Thursday, February 05, 2009

Thou Shall Tease

There are few people I have met in my life who have a sense of good natured humour. One such person I have come to know who we shall call Mister M has this unique ability. The most redundant, humdrum things in a day become lively when Mister M is around... Needless to say people tend to flock around him!

I have watched M over the months and am amazed at how this spirit of laughter is consistently part of him. Be it a busy day, a boring day, a long day, a taxing day or just a normal day one can trust Mister M to remain in good humour.

For example a couple of weeks ago, a few of us went to this concert which turned out to be shockingly different from what we expected. I was ready to run out of the doors the first interval but not with Mister M. He made us sit there and laugh and enjoy the whole deal and I came home that night laughing till my sides hurt! What could have been a barely bearable evening turned out to be an enjoyable entertaining evening after all!

I admit humour is a natural gift which some have and some like Mister M posses in an abundant quantity and then there are others (like me) who love to laugh but are not always the ones who make others laugh. Perhaps we randomly make efforts but know that it is not necessarily "our thing".

Recently i decided to challenge that and try to consciously put an effort into "teasing" & making the people I talk to laugh. And you know something i am surprised by how I (Yes I!) could find so many silly things to say and make conversations so much more enjoyable! Between I also realized it takes a lot of effort to keep others in mind despite your work, your thoughts, your worries and your deadlines so you can make people around you laugh.

Am still an armature at this but Hey World this is just a salute to Mister M and others like Mister M out there. Also to folks like me please do lighten up and lets try not to take ourselves or others too seriously too much of the time! ;)

Dear Mister God, this is @ina talking . . . Help me to learn to remain in good humour through the best and worst times of life.

Saturday, January 31, 2009

Girl Friends

This year began with me having to bid farewell to one of my close girl friends… We worked together for two years and parted for awhile but then again ended up being neighbours in a foreign land. That was one of life's most unexpected surprises!

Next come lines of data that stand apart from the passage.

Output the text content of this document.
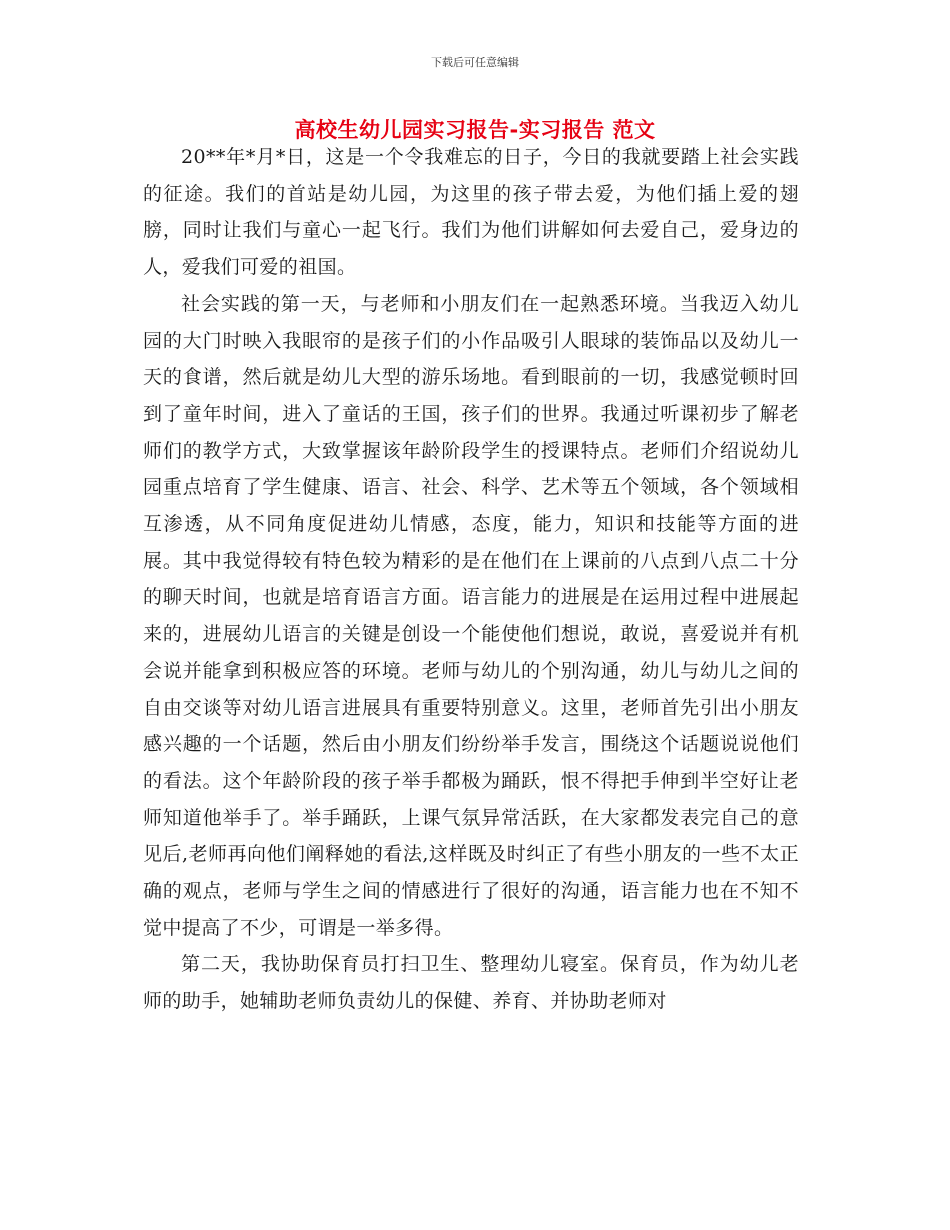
下载后可任意编辑
高校生幼儿园实习报告-实习报告 范文

20**年*月*日，这是一个令我难忘的日子，今日的我就要踏上社会实践的征途。我们的首站是幼儿园，为这里的孩子带去爱，为他们插上爱的翅膀，同时让我们与童心一起飞行。我们为他们讲解如何去爱自己，爱身边的人，爱我们可爱的祖国。

社会实践的第一天，与老师和小朋友们在一起熟悉环境。当我迈入幼儿园的大门时映入我眼帘的是孩子们的小作品吸引人眼球的装饰品以及幼儿一天的食谱，然后就是幼儿大型的游乐场地。看到眼前的一切，我感觉顿时回到了童年时间，进入了童话的王国，孩子们的世界。我通过听课初步了解老师们的教学方式，大致掌握该年龄阶段学生的授课特点。老师们介绍说幼儿园重点培育了学生健康、语言、社会、科学、艺术等五个领域，各个领域相互渗透，从不同角度促进幼儿情感，态度，能力，知识和技能等方面的进展。其中我觉得较有特色较为精彩的是在他们在上课前的八点到八点二十分的聊天时间，也就是培育语言方面。语言能力的进展是在运用过程中进展起来的，进展幼儿语言的关键是创设一个能使他们想说，敢说，喜爱说并有机会说并能拿到积极应答的环境。老师与幼儿的个别沟通，幼儿与幼儿之间的自由交谈等对幼儿语言进展具有重要特别意义。这里，老师首先引出小朋友感兴趣的一个话题，然后由小朋友们纷纷举手发言，围绕这个话题说说他们的看法。这个年龄阶段的孩子举手都极为踊跃，恨不得把手伸到半空好让老师知道他举手了。举手踊跃，上课气氛异常活跃，在大家都发表完自己的意见后,老师再向他们阐释她的看法,这样既及时纠正了有些小朋友的一些不太正确的观点，老师与学生之间的情感进行了很好的沟通，语言能力也在不知不觉中提高了不少，可谓是一举多得。

第二天，我协助保育员打扫卫生、整理幼儿寝室。保育员，作为幼儿老师的助手，她辅助老师负责幼儿的保健、养育、并协助老师对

I remember the first day I met her. She was new and needed some help. The minute we met I felt we clicked and that was it. Over the months we grew to be pretty good friends. She would put up with my craziness with ease and I loved her to bits.

Recent months have taught me the value of ‘girl friends’ more for the lack of them. I have a few you-can-always-count-on-me GF’s but times and tides have taken us apart and in their absence their value is felt more.

Five reasons on the top of my head to miss my GF’s? Here goes…

GF’s can be silly. We have silly conversations, silly arguments, silly fights, silly jokes, and just enjoy being silly! Know what I mean? Something like… “You said you would call me! You dint?! How could you….” I am kinda realizing that sometimes the way we show our love is by just being silly!

Two, they can tell you just what you need to hear. If your happy or sad or anxious or just don’t know what you are feeling, they can still tell you just what you need to hear.

Three, the fact that no matter what you do, you know deep down they’ll understand. You don’t have to explain yourself on a bad day. They will treat you just the same the next day even if you acted dumb the precious day.

Four, they compliment you. They can sometimes brighten the most dull day by saying something as simple as “I like your hair…”, “That colour looks so good on you!”

Five, you decide you have rights to the way they live their life. You get involved in their stories, you offer advice, you share in their pain, you scold when you think you must. You are not afraid to be part of their life and demand that they let you share in their joys and sadness! & that’s a privilege!

To the girls I love and admire - I know I take you for granted most of the time…Thank you for being in my life.

Dear Mister God, this is @ina talking . . . Thank you for making us just the way we are. Perhaps we spend most of our time worrying about our shortcomings when actually you have made us just that way for a reason.